Annan Plânı döneminde 2004 Mayıs ayının ilk günlerinde Türkiye’de Kıbrıs konusunda Kıbrıs Rum yönetiminin Türkiye tarafından tanınması hakkında yüksek düzeyde söylenmiş bazı sözler vardı. Şöyle denmişti: “…AB'nin, BM'nin tanıdığı bir konumda, siz 'ben tanımıyorum' demekle zaten herhangi bir şey elde edemezsiniz. Bunun size getireceği, kazandıracağı bir şey yok. Tam aksine bunların hepsi geleceğe yönelik olumlu gelişmeleri de zedeler."
Ayrıca, yine bu konuda, “dünya geçekleriyle çatışmayı düşünmediğimiz” dile getirilmişti.
Yine 2004 Aralık ayında şunlar ifade edilmişti: “…eğer siz her yerde ben haklıyım, bunu da almam lâzım, bu mantıkla olaya yaklaşırsanız bunun adı uzlaşma değildir, bunun adı ben mantığıdır. Orada ne uzlaşma ne barış olur.”
O zaman bu sözler Kıbrıs ile ilgili gerçeklere ters düşen ve “millî dava” Kıbrıs bakımından aslında ifade edilmemeleri gereken hususlardı.
Oysa bu sözleri, şimdi, Suriye meselesinin çözüm yoluna girebilmesine yardımcı olmak ve Türkiye’nin yapıcı bir aktör niteliğiyle diplomasi sahnesinde yer alabilmesini sağlamak maksadıyla söylemenin tam zamanıdır.
Bellidir ki “Esad” çözüm sürecinde varlığı bütün önde gelen aktörler tarafından kabul edilen bir gerçektir.
Dışişleri Bakanlığımızın Suriye’nin merkezî hükûmetiyle uygun biçimde doğrudan temas kurmanın yollarını bulacak tecrübeye ve hayal gücüne sahip olduğunu biliyorum. Rusya ile yaşadığımız uçak düşürme krizinin giderilmesinde arka plânda bazı özel şahsiyetlerin nasıl rol oynadığını basın yoluyla öğrenmiş bulunuyoruz.

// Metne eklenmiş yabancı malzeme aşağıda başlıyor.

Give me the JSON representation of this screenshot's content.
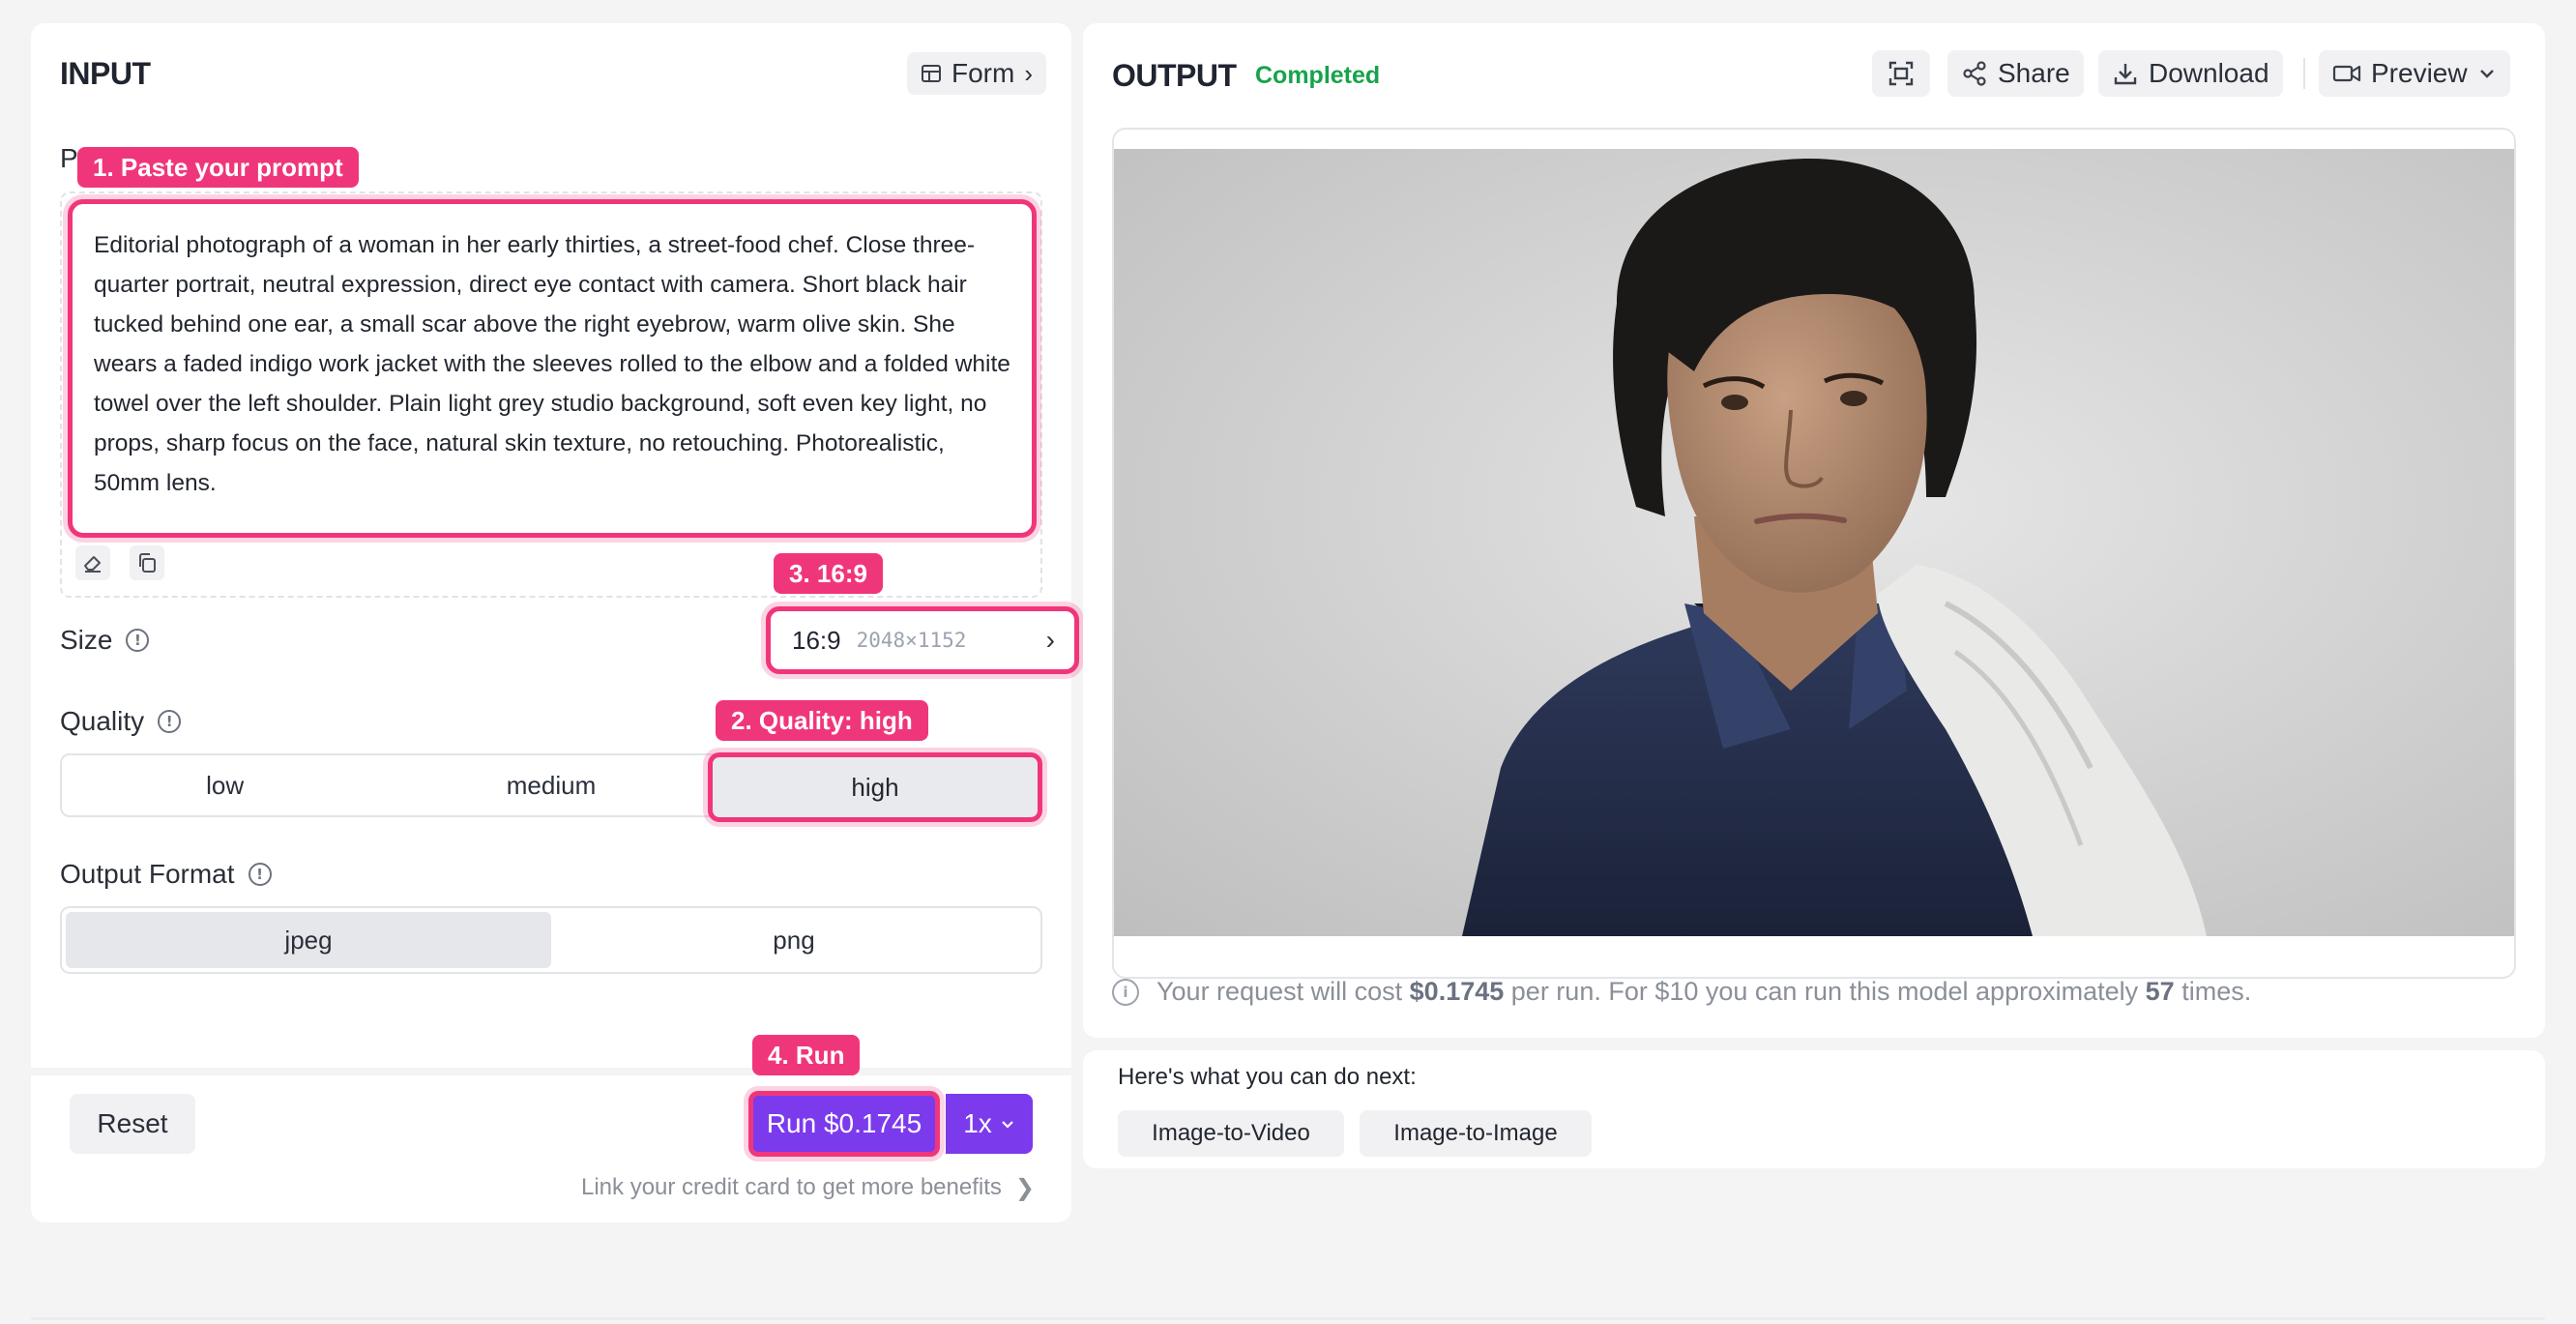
{
  "input": {
    "title": "INPUT",
    "form_toggle": "Form",
    "form_chevron": "›",
    "prompt_label_visible": "P",
    "prompt_text": "Editorial photograph of a woman in her early thirties, a street-food chef. Close three-quarter portrait, neutral expression, direct eye contact with camera. Short black hair tucked behind one ear, a small scar above the right eyebrow, warm olive skin. She wears a faded indigo work jacket with the sleeves rolled to the elbow and a folded white towel over the left shoulder. Plain light grey studio background, soft even key light, no props, sharp focus on the face, natural skin texture, no retouching. Photorealistic, 50mm lens.",
    "size": {
      "label": "Size",
      "ratio": "16:9",
      "dims": "2048×1152",
      "chevron": "›"
    },
    "quality": {
      "label": "Quality",
      "options": [
        "low",
        "medium",
        "high"
      ],
      "selected": "high"
    },
    "output_format": {
      "label": "Output Format",
      "options": [
        "jpeg",
        "png"
      ],
      "selected": "jpeg"
    },
    "reset_label": "Reset",
    "run_label": "Run $0.1745",
    "multiplier": "1x",
    "credit_link": "Link your credit card to get more benefits",
    "credit_chevron": "❯"
  },
  "badges": {
    "step1": "1. Paste your prompt",
    "step2": "2. Quality: high",
    "step3": "3. 16:9",
    "step4": "4. Run"
  },
  "output": {
    "title": "OUTPUT",
    "status": "Completed",
    "status_color": "#16a34a",
    "share_label": "Share",
    "download_label": "Download",
    "preview_label": "Preview",
    "cost": {
      "prefix": "Your request will cost",
      "amount": "$0.1745",
      "middle": "per run. For $10 you can run this model approximately",
      "count": "57",
      "suffix": "times."
    }
  },
  "next": {
    "heading": "Here's what you can do next:",
    "chips": [
      "Image-to-Video",
      "Image-to-Image"
    ]
  },
  "colors": {
    "accent": "#7c3aed",
    "highlight": "#f0367a",
    "success": "#16a34a"
  },
  "icons": {
    "form": "table-icon",
    "eraser": "eraser-icon",
    "copy": "copy-icon",
    "info": "info-icon",
    "fullscreen": "fullscreen-icon",
    "share": "share-icon",
    "download": "download-icon",
    "preview": "video-camera-icon",
    "dropdown": "chevron-down-icon"
  }
}
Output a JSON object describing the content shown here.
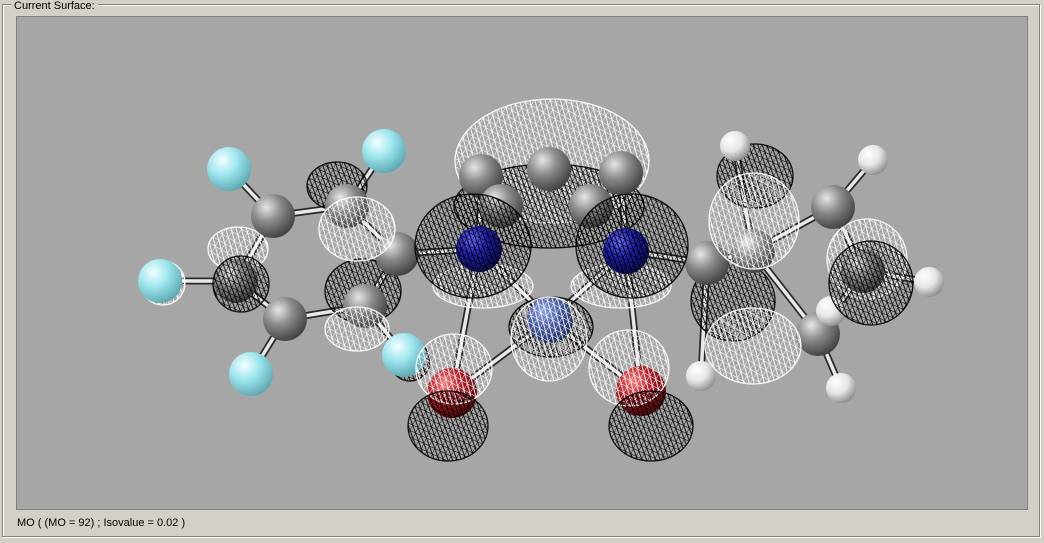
{
  "surface": {
    "group_title": "Current Surface:",
    "status_text": "MO ( (MO = 92) ; Isovalue = 0.02 )"
  },
  "colors": {
    "window_background": "#d4d0c8",
    "viewport_background": "#a6a6a6",
    "carbon_atom": "#7a7a7a",
    "nitrogen_atom": "#1f1fb4",
    "nitrogen_atom_center": "#4a5fa8",
    "oxygen_atom": "#b01c24",
    "fluorine_atom": "#9ee6ee",
    "hydrogen_atom": "#f0f0f0",
    "positive_lobe": "#ffffff",
    "negative_lobe": "#000000"
  },
  "molecule": {
    "atoms": [
      {
        "element": "C"
      },
      {
        "element": "C"
      },
      {
        "element": "C"
      },
      {
        "element": "C"
      },
      {
        "element": "C"
      },
      {
        "element": "C"
      },
      {
        "element": "C"
      },
      {
        "element": "C"
      },
      {
        "element": "C"
      },
      {
        "element": "C"
      },
      {
        "element": "C"
      },
      {
        "element": "C"
      },
      {
        "element": "C"
      },
      {
        "element": "C"
      },
      {
        "element": "C"
      },
      {
        "element": "C"
      },
      {
        "element": "N"
      },
      {
        "element": "N"
      },
      {
        "element": "N"
      },
      {
        "element": "O"
      },
      {
        "element": "O"
      },
      {
        "element": "F"
      },
      {
        "element": "F"
      },
      {
        "element": "F"
      },
      {
        "element": "F"
      },
      {
        "element": "F"
      },
      {
        "element": "H"
      },
      {
        "element": "H"
      },
      {
        "element": "H"
      },
      {
        "element": "H"
      },
      {
        "element": "H"
      },
      {
        "element": "H"
      }
    ]
  },
  "orbital": {
    "mo_number": 92,
    "isovalue": 0.02,
    "lobe_phases": [
      "positive",
      "negative"
    ]
  }
}
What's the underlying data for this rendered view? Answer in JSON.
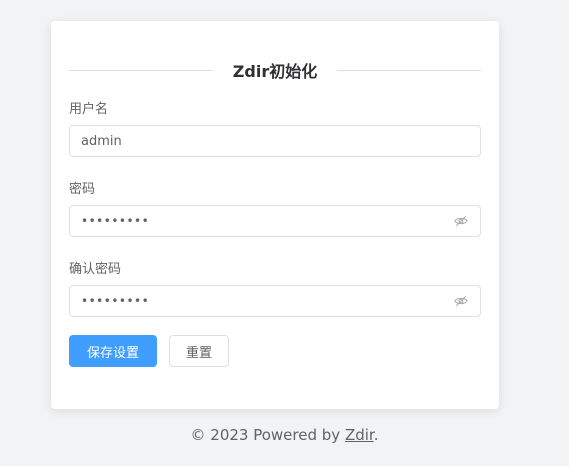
{
  "form": {
    "title": "Zdir初始化",
    "username_label": "用户名",
    "username_value": "admin",
    "password_label": "密码",
    "password_value": "•••••••••",
    "confirm_label": "确认密码",
    "confirm_value": "•••••••••",
    "save_label": "保存设置",
    "reset_label": "重置"
  },
  "footer": {
    "prefix": "© 2023 Powered by ",
    "link_text": "Zdir",
    "suffix": "."
  },
  "colors": {
    "primary": "#409eff",
    "background": "#f2f3f5",
    "border": "#dcdfe6"
  },
  "icons": {
    "password_toggle": "eye-slash-icon"
  }
}
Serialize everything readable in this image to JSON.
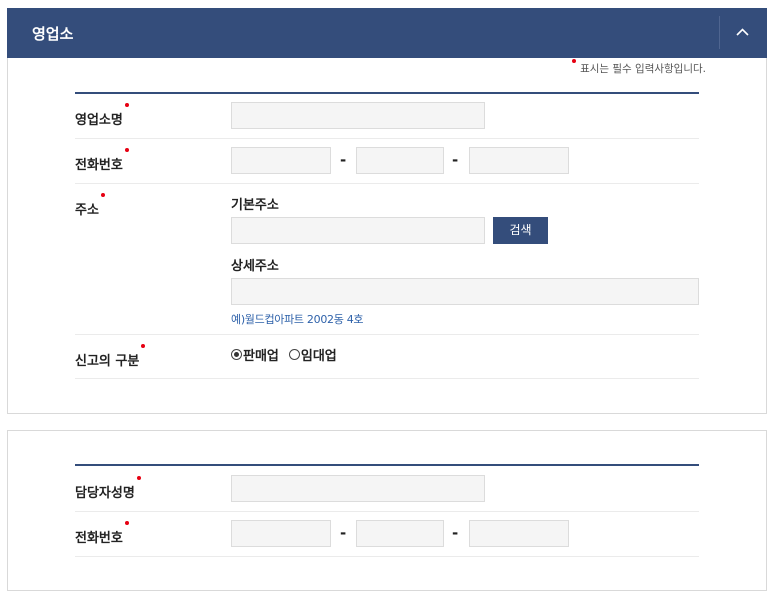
{
  "section1": {
    "title": "영업소",
    "required_note": "표시는 필수 입력사항입니다.",
    "fields": {
      "office_name_label": "영업소명",
      "phone_label": "전화번호",
      "address_label": "주소",
      "basic_address_label": "기본주소",
      "search_label": "검색",
      "detail_address_label": "상세주소",
      "address_example": "예)월드컵아파트 2002동 4호",
      "report_type_label": "신고의 구분",
      "report_type_options": [
        "판매업",
        "임대업"
      ],
      "report_type_selected": "판매업"
    },
    "dash": "-"
  },
  "section2": {
    "fields": {
      "manager_name_label": "담당자성명",
      "phone_label": "전화번호"
    },
    "dash": "-"
  },
  "icons": {
    "collapse": "chevron-up-icon",
    "required": "required-dot-icon",
    "radio": "radio-icon"
  },
  "colors": {
    "header": "#344d7b",
    "accent_rule": "#344d7b",
    "required": "#e60012",
    "example_link": "#2f62aa",
    "input_bg": "#f5f5f5"
  }
}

İç politikada puan kazandırdığı düşünülen yöntem ve tarzlarla dış politika takip edilmesi hiçbir ülkeye yarar getirmediğinin örnekleri tarihte vardır. Günümüzde de görülmektedir.
Zaferle sonuçlanacağına yürekten inandığım “Zeytin Dalı” Harekâtımızdan sonra, Fırat’ın doğusundaki “şer” kuşağının da yok edilmesinin bir zaruret olduğunu düşünenlerdenim. Bunun ABD ile yürütülecek iki ülke arasındaki ortak çıkarlara uygun bir diplomasiyle gerçekleştirilebilmesi tercih ve temenni edilmelidir. Bunun sağlanması Suriye sorununun, Suriye’nin toprak bütünlüğü ve birliği temelinde çözülmesine de katkı yapacağı görüşündeyim.
Suriye’de bir an önce kalıcı bir çözüme ulaşılmasına katkıda bulunmak Türkiye’nin öz çıkarınadır. Ülkemizdeki yüzbinlerce Suriyeli göçmenin kendi ülkelerine salimen dönmeleri sağlanmalıdır.
“Zeytin Dalı” harekâtında verdiğimiz aziz şehitlerimize Allah’tan rahmet diliyorum. Vatan güvenliği için canlarını vermişlerdir. Yaralılarımıza da âcil şifalar temenni ediyorum. Onlara Minnet ve şükran borcumuz vardır.